Sono passati già 4 mesi da quando i 198 Paesi della Cop28 di Dubai hanno posto la propria firma al Global Stocktake, un impegno condiviso all’unanimità per ridurre gradualmente i combustibili fossili fino a eliminarne del tutto l’utilizzo entro il 2050, triplicando contestualmente la capacità di energia rinnovabile entro i prossimi 6 anni. Obiettivi del tutto in linea con quanto richiesto dall’Accordo di Parigi, che chiede ai firmatari lo sforzo massimo per raggiungere le zero emissioni entro il 2050, ma che rischia di essere compromesso dall’incessante ricorso alle fonti di energia più inquinanti.

In base a quanto riportato dal Global Energy Monitor, organizzazione non governativa statunitense che studia e analizza le infrastrutture e gli utilizzi di energia nel mondo, parecchi produttori di petrolio e gas stanno andando nella direzione opposta, dando il via libera allo «sfruttamento dell’equivalente di tutte le riserve di greggio accertate in Europa» con l’intento di quadruplicarne l’importo entro la fine del decennio. Sono già venti i giacimenti di petrolio e gas vicini all’autorizzazione definitiva, equiparabili all’estrazione di ben 8 miliardi di barili di petrolio, pronti a salire fino a 31,2 entro il 2030 grazie all’apertura di 64 nuovi giacimenti.

Nel mirino delle esplorazioni ci sono paesi come Sud America e Africa, così come zone insospettabili quali Cipro, Guyana, Namibia e Zimbabwe, pari a circa il 37% del totale dei volumi che i produttori sperano di sfruttare. In totale, negli ultimi due anni ben 50 nuovi progetti Oil&Gas sono stati presentati ufficialmente pari a 20,3 miliardi di barili, nonostante l’Agenzia internazionale dell’energia (Iea) avesse ribadito in un ultimatum del 2021 la pericolosità di nuovi giacimenti per la stabilità climatica del pianeta.
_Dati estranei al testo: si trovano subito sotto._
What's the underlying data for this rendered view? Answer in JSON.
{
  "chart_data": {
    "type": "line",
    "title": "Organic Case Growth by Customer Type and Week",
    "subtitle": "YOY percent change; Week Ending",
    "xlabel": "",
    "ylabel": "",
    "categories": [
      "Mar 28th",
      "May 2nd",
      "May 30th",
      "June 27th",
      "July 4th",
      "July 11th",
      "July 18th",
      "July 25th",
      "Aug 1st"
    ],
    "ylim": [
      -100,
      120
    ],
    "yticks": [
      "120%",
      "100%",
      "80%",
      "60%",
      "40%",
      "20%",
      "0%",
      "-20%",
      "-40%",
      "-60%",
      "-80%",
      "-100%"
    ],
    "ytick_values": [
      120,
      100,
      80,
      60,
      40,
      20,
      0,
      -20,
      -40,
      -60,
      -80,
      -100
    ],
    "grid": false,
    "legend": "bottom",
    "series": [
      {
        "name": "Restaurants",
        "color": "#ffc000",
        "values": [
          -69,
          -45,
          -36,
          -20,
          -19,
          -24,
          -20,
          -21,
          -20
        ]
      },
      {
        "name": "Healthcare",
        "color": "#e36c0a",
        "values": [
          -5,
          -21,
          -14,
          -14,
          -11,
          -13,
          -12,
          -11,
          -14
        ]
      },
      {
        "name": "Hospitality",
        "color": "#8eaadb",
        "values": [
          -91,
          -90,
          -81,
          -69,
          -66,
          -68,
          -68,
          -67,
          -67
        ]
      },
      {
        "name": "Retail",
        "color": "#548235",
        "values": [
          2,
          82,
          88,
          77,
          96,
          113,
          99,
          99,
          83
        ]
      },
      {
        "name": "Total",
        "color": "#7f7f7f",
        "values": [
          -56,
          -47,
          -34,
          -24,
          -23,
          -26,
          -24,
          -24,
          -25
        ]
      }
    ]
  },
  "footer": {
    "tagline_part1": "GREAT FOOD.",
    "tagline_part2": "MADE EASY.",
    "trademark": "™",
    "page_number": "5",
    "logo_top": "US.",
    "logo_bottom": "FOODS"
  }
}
Contrariamente a quanto promesso dai Paesi, dunque, la produzione di combustibili fossili non accennerà a diminuire. Così come non si ferma la corsa al carbone, le cui emissioni provenienti dalla combustione rappresentano il 44% del totale mondiale innalzandolo a causa trainante dell’innalzamento della temperatura globale. Non a caso l’India, terzo emettitore mondiale di gas a effetto serra (con emissioni di CO2 pari a 3,5 miliardi di tonnellate) continua a utilizzarlo per la produzione del 70% della propria energia elettrica, mentre in Cina la Repubblica popolare ha approvato i permessi rivolti a 82 siti per la produzione di carbone con una capacità di 106 gigawatt, quattro volte più grande di quella approvata nel 2021.

Una spinta dettata dall’esigenza di proteggere il fabbisogno energetico dei miliardi di abitanti contro le possibili chiusure dei rubinetti russi provocate dalla guerra in Ucraina, ma con tremende conseguenze sullo stato della transizione energetica, il cui avanzamento non riesce a tenere il passo delle fonti più inquinanti. Secondo la roadmap per l’azzeramento delle emissioni nette di CO2 predisposto dalla Iea per raggiungere tutti gli obiettivi climatici il consumo di petrolio e gas dovrebbe scendere del 23% e 18% entro la fine del decennio, per poi crollare di oltre il 75% nel 2050.

Secondo l’Agenzia, il piano per contenere a 1,5 gradi l’aumento delle temperature globali richiederebbe investimenti per 4500 miliardi di dollari l’anno. Molti più degli utili accumulati dalle principali compagnie Oil&Gas del mondo (Bp, Shell, Chevron, ExxonMobil e TotalEnergies) nell’ultimo biennio, pari a oltre 281 miliardi di euro - come emerge da un’indagine dell’Ong Global Witness - pagando agli azionisti dividendi per 111 miliardi nel solo 2023, decisamente di più rispetto ai 104 miliardi distribuiti l’anno precedente.

Che il mondo fosse fuori rotta per il raggiungimento corretto di tutti gli ambiziosi obiettivi stabiliti a livello internazionale non è certo una novità, ma il fatto che il ricorso alle fonti fossili non faccia altro che aumentare dimostra ancora una volta l’inefficacia delle attuali politiche green poste dagli Stati più influenti per dirottare gli investimenti verso progetti più sostenibili e meno impattanti, mettendo a serio rischio il percorso verso la transizione.